Para que essa identidade do produto se mantenha, a Embrapa tem atuado em diversas frentes para a profissionalização da cadeia, inclusive na elaboração de projeto de lei estadual e em comitês intergovernamentais na esfera federal. O problema imediato da padronização já tem protocolo para ser resolvido, mas é necessária legislação própria, nacional e estadual, que garanta o produto com todas as suas especificidades e também proteja os meliponários e seus criadores, de acordo com o cientista.
Isso porque, segundo a legislação vigente, as abelhas nativas são consideradas animais silvestres e cada criador só pode ter 49 colmeias, número inviável comercialmente, pois as melíponas possuem famílias menores e proporcionalmente, produzem menos mel. “Enquanto a caixa de apis possui, em média, 120 mil indivíduos e produzem entre 15 e 30 litros anuais por colmeia, as melíponas abrigam cerca de cinco mil e sua produção varia de um a cinco litros por ano”, explica Santiago.
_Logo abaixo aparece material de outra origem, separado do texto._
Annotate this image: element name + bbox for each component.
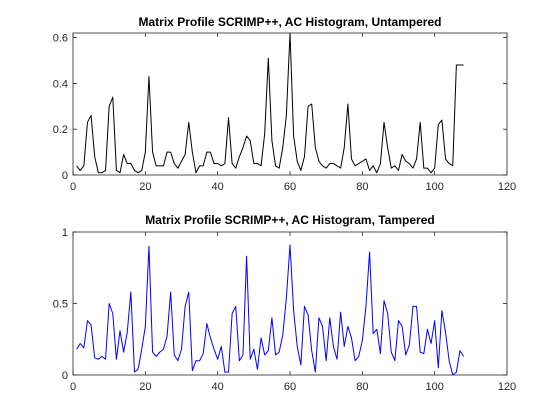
- y-tick-label: 0.6: [53, 33, 68, 45]
- tick-label-layer: 0 20 40 60 80 100 120 0 0.5 1: [53, 227, 516, 393]
- y-tick-label: 0.2: [53, 124, 68, 136]
- plot-area-frame: [72, 32, 508, 176]
- y-tick-label: 1: [62, 227, 68, 239]
- x-tick-label: 40: [212, 381, 224, 393]
- plot-area-frame: [72, 231, 508, 376]
- x-tick-label: 80: [356, 381, 368, 393]
- series-layer: [76, 32, 464, 174]
- x-tick-label: 40: [212, 181, 224, 193]
- y-tick-label: 0: [62, 370, 68, 382]
- y-tick-label: 0.5: [53, 299, 68, 311]
- x-tick-label: 60: [284, 181, 296, 193]
- x-tick-label: 20: [139, 381, 151, 393]
- x-tick-label: 0: [70, 181, 76, 193]
- x-tick-label: 100: [425, 381, 443, 393]
- chart-title: Matrix Profile SCRIMP++, AC Histogram, T…: [145, 213, 434, 227]
- y-tick-label: 0.4: [53, 78, 68, 90]
- chart-untampered: Matrix Profile SCRIMP++, AC Histogram, U…: [53, 15, 516, 193]
- x-tick-label: 120: [498, 381, 516, 393]
- series-line: [76, 32, 464, 174]
- x-tick-label: 80: [356, 181, 368, 193]
- series-line: [76, 244, 465, 376]
- series-layer: [76, 244, 465, 376]
- chart-tampered: Matrix Profile SCRIMP++, AC Histogram, T…: [53, 213, 516, 393]
- x-tick-label: 100: [425, 181, 443, 193]
- x-tick-label: 120: [498, 181, 516, 193]
- chart-title: Matrix Profile SCRIMP++, AC Histogram, U…: [139, 15, 442, 29]
- x-tick-label: 0: [70, 381, 76, 393]
- x-tick-label: 60: [284, 381, 296, 393]
- x-tick-label: 20: [139, 181, 151, 193]
- y-tick-label: 0: [62, 170, 68, 182]
- tick-label-layer: 0 20 40 60 80 100 120 0 0.2 0.4 0.6: [53, 33, 516, 193]
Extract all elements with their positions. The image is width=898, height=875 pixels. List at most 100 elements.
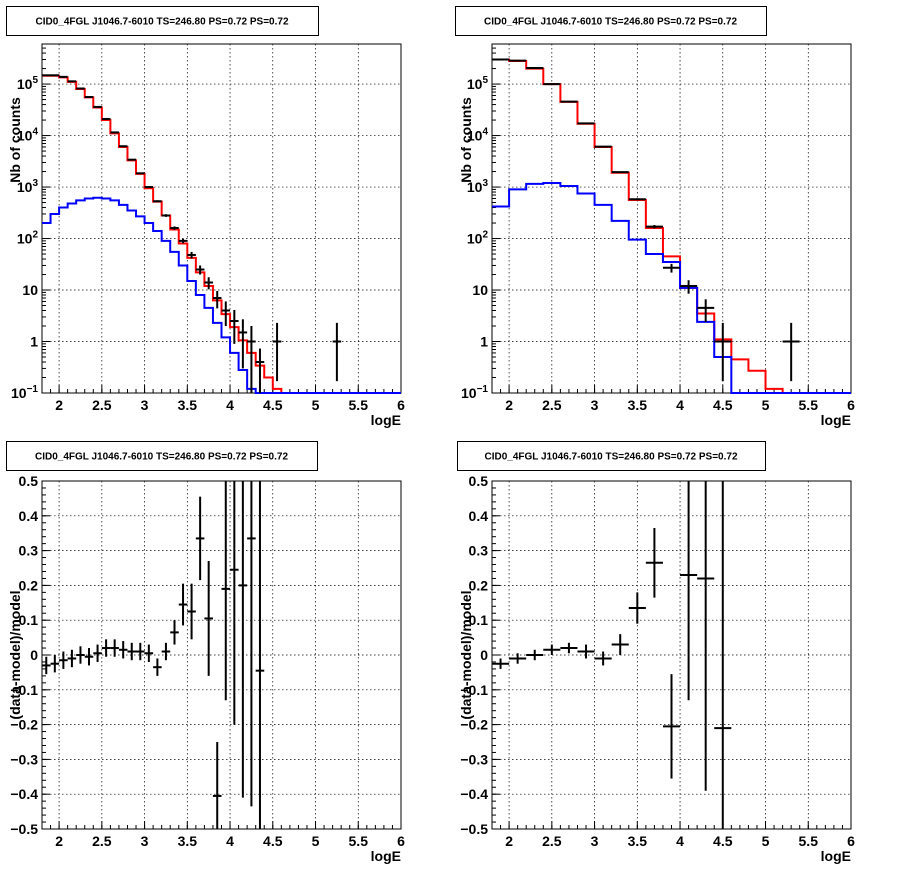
x-tick-label: 2 <box>505 833 513 849</box>
x-tick-label: 3 <box>591 397 599 413</box>
data-point <box>492 658 510 669</box>
x-tick-label: 6 <box>847 397 855 413</box>
data-point <box>272 322 282 382</box>
y-tick-label: 10−1 <box>11 384 38 401</box>
plot-frame <box>491 43 852 394</box>
series-line-blue <box>492 181 851 394</box>
data-point <box>144 186 154 189</box>
x-tick-label: 3.5 <box>178 397 198 413</box>
data-point <box>611 634 629 655</box>
data-point <box>680 280 698 294</box>
data-point <box>255 348 265 393</box>
y-tick-label: −0.2 <box>10 717 38 733</box>
data-point <box>204 277 213 290</box>
x-tick-label: 2.5 <box>92 833 112 849</box>
x-tick-label: 6 <box>397 397 405 413</box>
data-point <box>178 583 188 626</box>
x-tick-label: 4 <box>676 397 684 413</box>
plot-frame <box>41 480 402 830</box>
data-point <box>230 309 239 344</box>
y-tick-label: 0.5 <box>469 473 489 489</box>
data-point <box>59 651 68 669</box>
data-point <box>204 561 213 676</box>
data-point <box>238 319 248 369</box>
y-tick-label: −0.1 <box>460 682 488 698</box>
y-tick-label: −0.5 <box>10 821 38 837</box>
y-tick-label: 0.3 <box>19 543 39 559</box>
data-point <box>76 646 85 664</box>
series-line-red <box>42 74 401 394</box>
x-tick-label: 3.5 <box>628 397 648 413</box>
data-point <box>161 642 171 661</box>
x-tick-label: 2.5 <box>92 397 112 413</box>
x-tick-label: 3.5 <box>628 833 648 849</box>
data-point <box>161 214 171 217</box>
y-tick-label: −0.4 <box>10 786 38 802</box>
y-tick-label: 103 <box>467 178 489 195</box>
data-point <box>110 639 119 657</box>
x-tick-label: 3 <box>591 833 599 849</box>
plot-frame <box>41 43 402 394</box>
data-point <box>577 644 595 659</box>
x-tick-label: 2.5 <box>542 397 562 413</box>
data-point <box>170 226 179 230</box>
y-tick-label: 10−1 <box>461 384 488 401</box>
y-tick-label: −0.3 <box>460 751 488 767</box>
y-tick-label: 0 <box>480 647 488 663</box>
chart-title: CID0_4FGL J1046.7-6010 TS=246.80 PS=0.72… <box>35 17 288 28</box>
y-tick-label: 10 <box>22 282 38 298</box>
chart-panel-bottom-left: CID0_4FGL J1046.7-6010 TS=246.80 PS=0.72… <box>6 441 405 864</box>
y-tick-label: 102 <box>467 230 489 247</box>
chart-panel-bottom-right: CID0_4FGL J1046.7-6010 TS=246.80 PS=0.72… <box>457 441 855 864</box>
x-tick-label: 5 <box>762 833 770 849</box>
data-point <box>230 481 239 725</box>
data-point <box>195 496 205 581</box>
x-tick-label: 4.5 <box>263 833 283 849</box>
x-tick-label: 5 <box>312 397 320 413</box>
data-point <box>136 172 145 175</box>
chart-title-box <box>455 6 767 36</box>
data-point <box>238 481 248 798</box>
series-line-blue <box>42 196 401 394</box>
data-point <box>247 326 256 393</box>
chart-title: CID0_4FGL J1046.7-6010 TS=246.80 PS=0.72… <box>484 17 737 28</box>
data-point <box>153 658 162 676</box>
x-axis-title: logE <box>371 412 401 428</box>
data-point <box>628 198 646 201</box>
y-tick-label: −0.2 <box>460 717 488 733</box>
data-point <box>170 620 179 645</box>
chart-panel-top-left: CID0_4FGL J1046.7-6010 TS=246.80 PS=0.72… <box>6 6 405 428</box>
data-point <box>118 145 128 148</box>
data-point <box>526 649 544 661</box>
data-point <box>560 642 578 654</box>
data-point <box>628 592 646 624</box>
data-point <box>697 299 715 322</box>
data-point <box>509 653 527 664</box>
data-point <box>247 481 256 807</box>
data-point <box>84 648 94 666</box>
data-point <box>782 322 800 382</box>
x-tick-label: 5.5 <box>349 833 369 849</box>
y-tick-label: −0.3 <box>10 751 38 767</box>
y-tick-label: 104 <box>467 127 489 144</box>
y-tick-label: 0.4 <box>19 508 39 524</box>
x-tick-label: 4 <box>226 833 234 849</box>
x-tick-label: 5 <box>312 833 320 849</box>
data-point <box>221 301 231 327</box>
data-point <box>67 649 77 668</box>
y-tick-label: 104 <box>17 127 39 144</box>
y-tick-label: 102 <box>17 230 39 247</box>
x-tick-label: 5.5 <box>799 833 819 849</box>
data-point <box>543 644 561 655</box>
chart-panel-top-right: CID0_4FGL J1046.7-6010 TS=246.80 PS=0.72… <box>455 6 855 428</box>
data-point <box>212 290 222 309</box>
chart-title-box <box>6 6 319 36</box>
x-axis-title: logE <box>371 848 401 864</box>
y-tick-label: 0.2 <box>19 577 39 593</box>
y-tick-label: −0.5 <box>460 821 488 837</box>
chart-title: CID0_4FGL J1046.7-6010 TS=246.80 PS=0.72… <box>484 452 737 463</box>
y-tick-label: 103 <box>17 178 39 195</box>
data-point <box>50 655 60 673</box>
x-tick-label: 6 <box>397 833 405 849</box>
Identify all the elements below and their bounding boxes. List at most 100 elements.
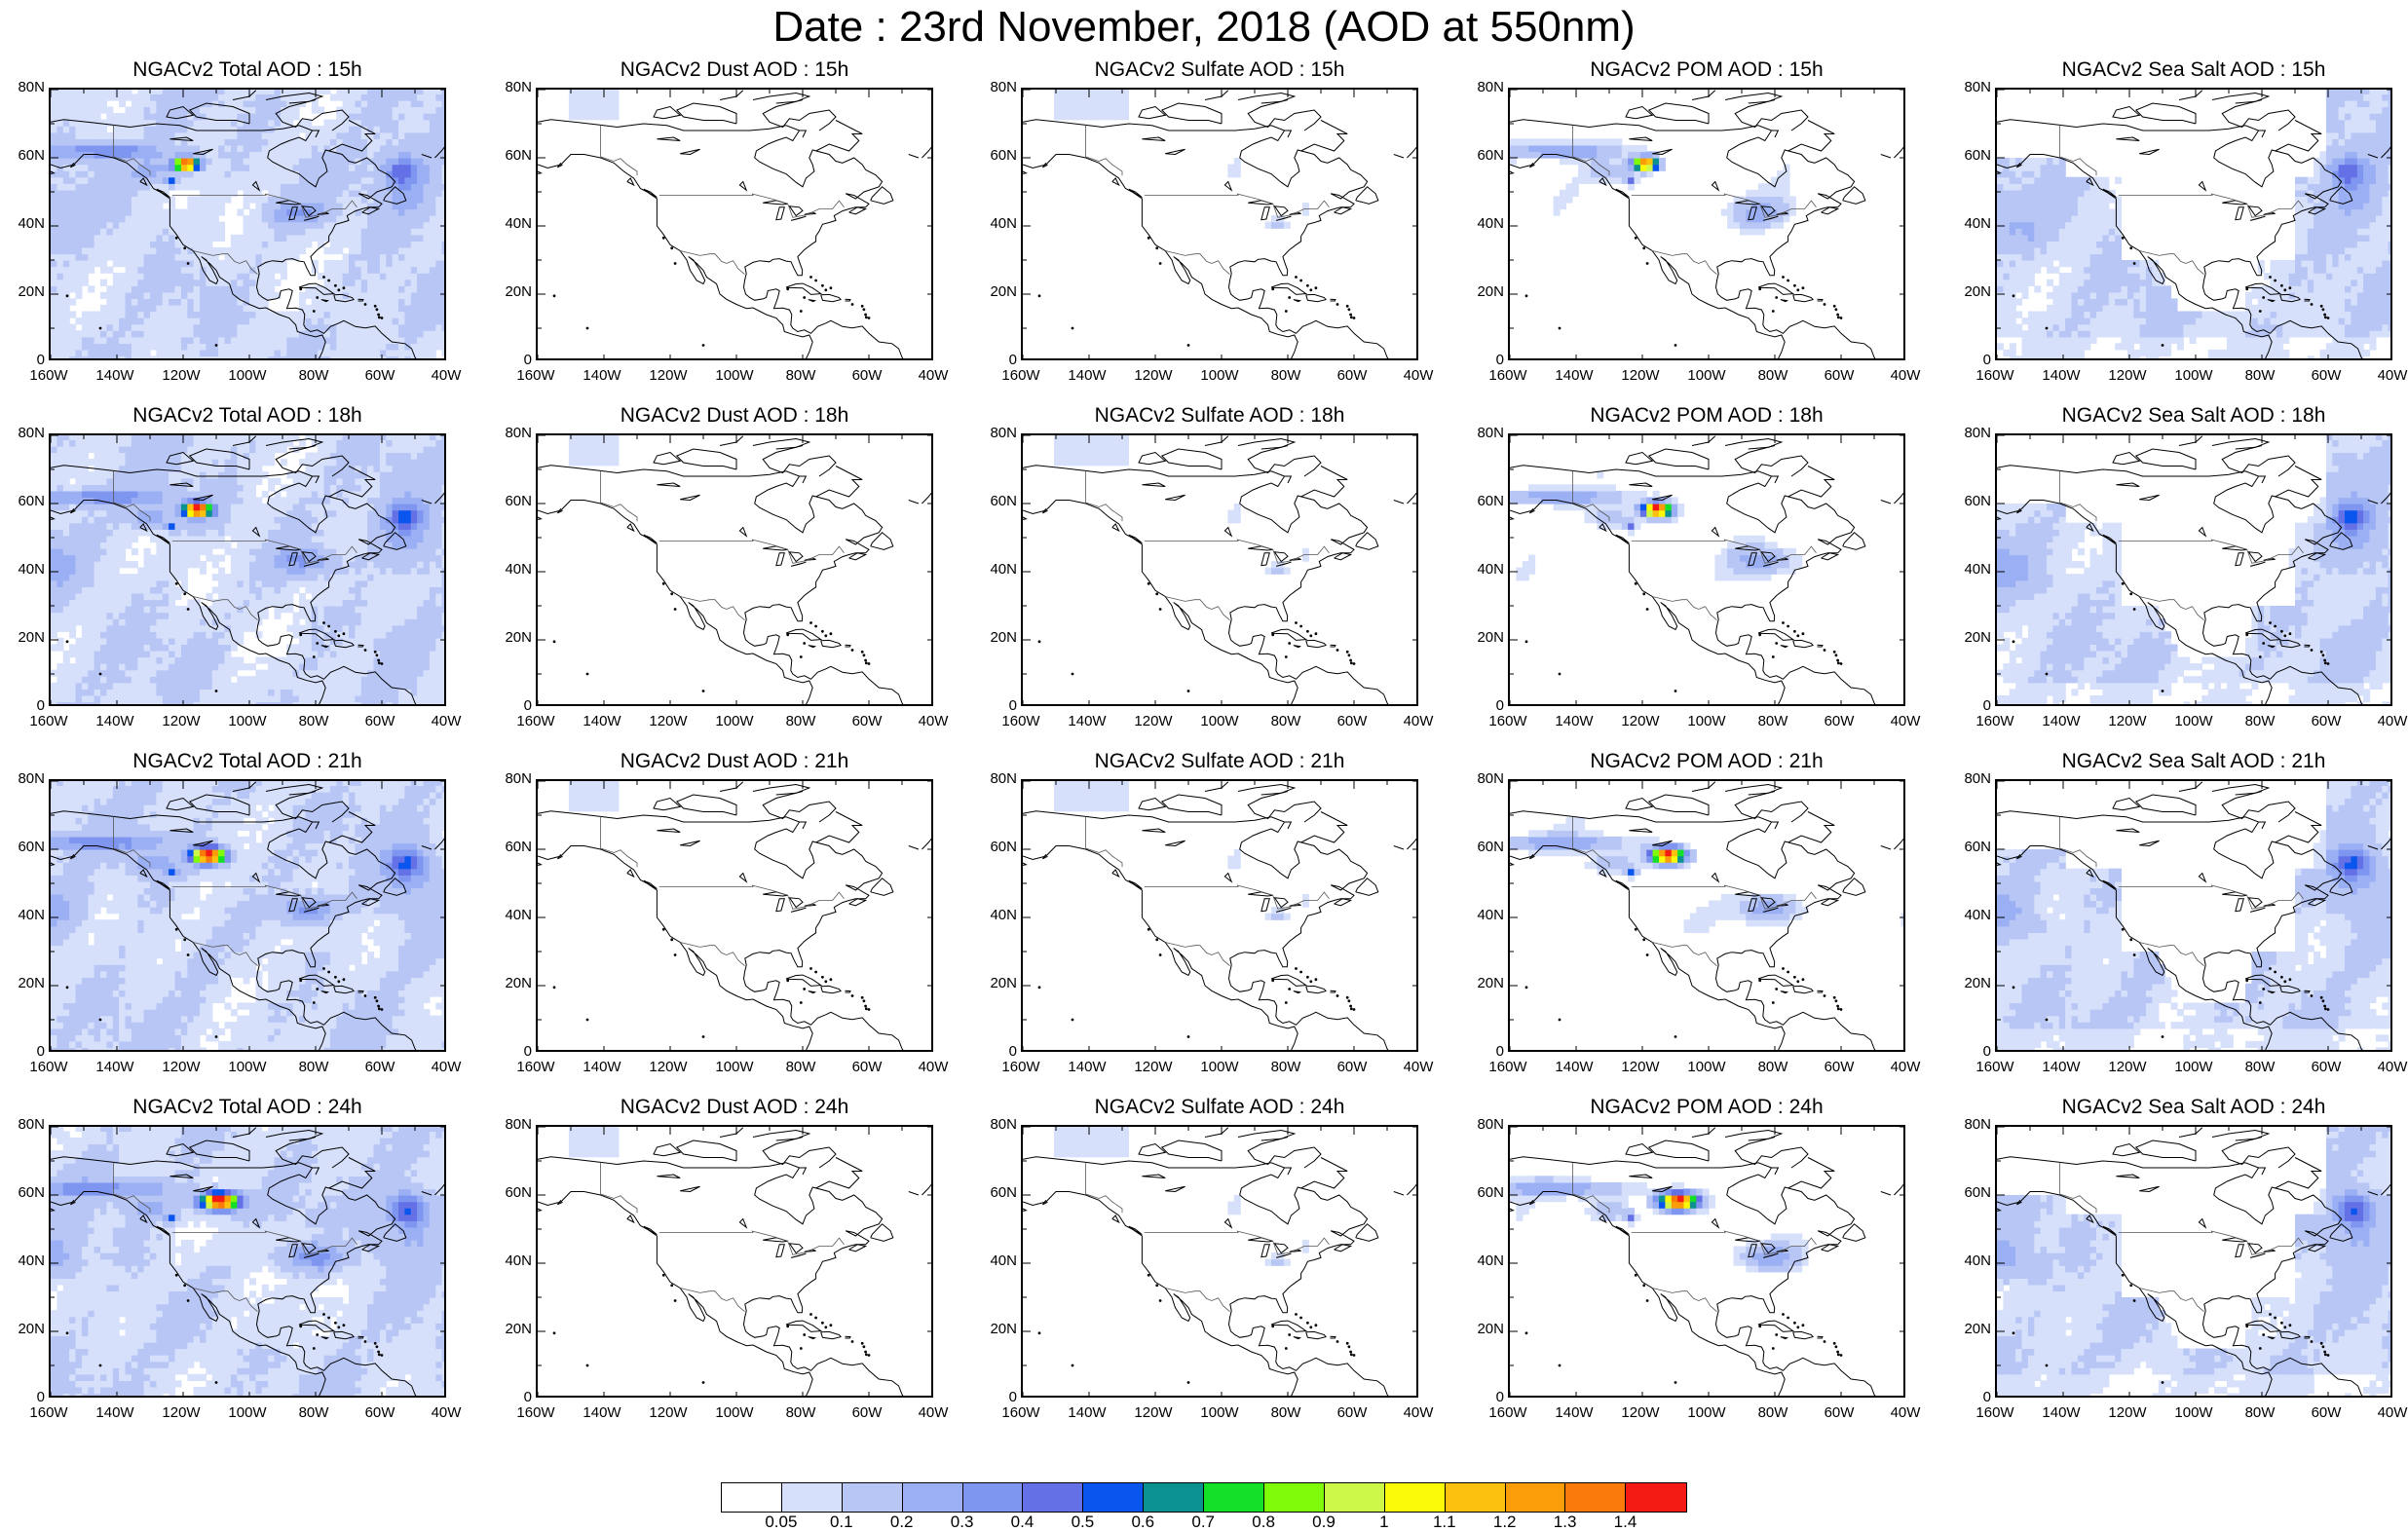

Hermógenes Sá, coordenador do projeto Néctar da Amazônia, do Instituto Peabiru, instituição responsável pela organização dos produtores e da colheita histórica, acredita que a padronização à norma federal não retira o terroir do mel de abelha sem ferrão. “Ela permite que esse produto da Amazônia seja conhecido e comercializado para além as fronteiras locais”, prevê ele, frisando que esse mel traz muito mais que um sabor diferenciado.” Ele agrega preservação ambiental e organização social das comunidades tradicionais envolvidas. É abertura de mercado para um produto diferenciado e garantia de renda e organização para as comunidades”, reitera Sá.